The Indian court system consists of a supreme court, high courts at state level and subordinate courts at district and local level.
According to the Global Corruption Report 2007, the upper judiciary is considered relatively clean, with open court proceedings and free access to prosecution documents authenticated orders, etc. In the lower justice institutions, corruption is reportedly rampant and systemic.
The Global Corruption Barometer 2007 gives the judiciary a score of 3.8 on a 5 point scale, while 80% of the 2005 Tl India CMS study’s respondents perceive the judiciary as corrupt. 47% claim to have 3 paid bribes to lawyers or court officials. Court procedures are very slow and complicated, and the court system is severely backlogged and understaffed.
This results in delays in the processing of cases, and a loss of confidence in the law and in the justice system. (Freedom House 2008 estimates that there are currently 30 million civil and criminal cases pending).
There is also a high level of discretion in the processing of paperwork during trials and multiple points where court officials can misuse their power with impunity.

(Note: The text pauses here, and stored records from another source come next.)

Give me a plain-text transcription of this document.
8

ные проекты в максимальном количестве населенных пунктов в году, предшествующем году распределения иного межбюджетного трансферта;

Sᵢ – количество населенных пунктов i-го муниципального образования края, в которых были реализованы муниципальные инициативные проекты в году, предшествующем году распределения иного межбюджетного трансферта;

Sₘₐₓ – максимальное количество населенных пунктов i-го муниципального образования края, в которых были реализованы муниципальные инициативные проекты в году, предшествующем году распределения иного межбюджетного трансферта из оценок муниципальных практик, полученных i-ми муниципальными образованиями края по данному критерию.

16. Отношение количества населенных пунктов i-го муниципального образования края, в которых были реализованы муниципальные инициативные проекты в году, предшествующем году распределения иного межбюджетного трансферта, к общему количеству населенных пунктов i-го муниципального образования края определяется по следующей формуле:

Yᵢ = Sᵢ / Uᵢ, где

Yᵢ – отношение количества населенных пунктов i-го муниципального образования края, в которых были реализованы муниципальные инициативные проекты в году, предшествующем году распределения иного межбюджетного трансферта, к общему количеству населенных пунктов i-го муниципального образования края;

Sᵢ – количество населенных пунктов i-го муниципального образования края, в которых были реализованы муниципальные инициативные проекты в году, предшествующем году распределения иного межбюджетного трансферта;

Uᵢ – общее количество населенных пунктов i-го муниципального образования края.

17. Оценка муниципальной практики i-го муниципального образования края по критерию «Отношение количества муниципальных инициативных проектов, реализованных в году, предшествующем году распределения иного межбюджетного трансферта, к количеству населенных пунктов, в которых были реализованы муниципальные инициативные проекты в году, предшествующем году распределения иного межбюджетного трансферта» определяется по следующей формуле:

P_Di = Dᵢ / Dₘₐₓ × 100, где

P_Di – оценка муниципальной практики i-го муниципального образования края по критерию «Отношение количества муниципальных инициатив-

In such contexts, people are tempted to resort to bribes, favours, hospitality or gifts not only to obtain a favourable decision but to move the case through the system and speed up the court proceedings.
The independence of the judiciary is guaranteed by the Constitution and India is ranked 26th of 131 countries on indicators of judicial independence in the Global Competitiveness Report 2007-2008.
According to the Global Corruption Report 2007, however, there have been recent cases of political interference in judicial decisions involving powerful individuals. In spite of the various legal provisions in place, the appointment of judges is not always free from political interference.
The Global Integrity Report 2007 also rates judicial accountability as weak. The weakness of the judiciary, the lack of political independence of the police and poor law enforcement contribute to a culture of impunity where few politicians or civil servants are indicted or convicted for corruption.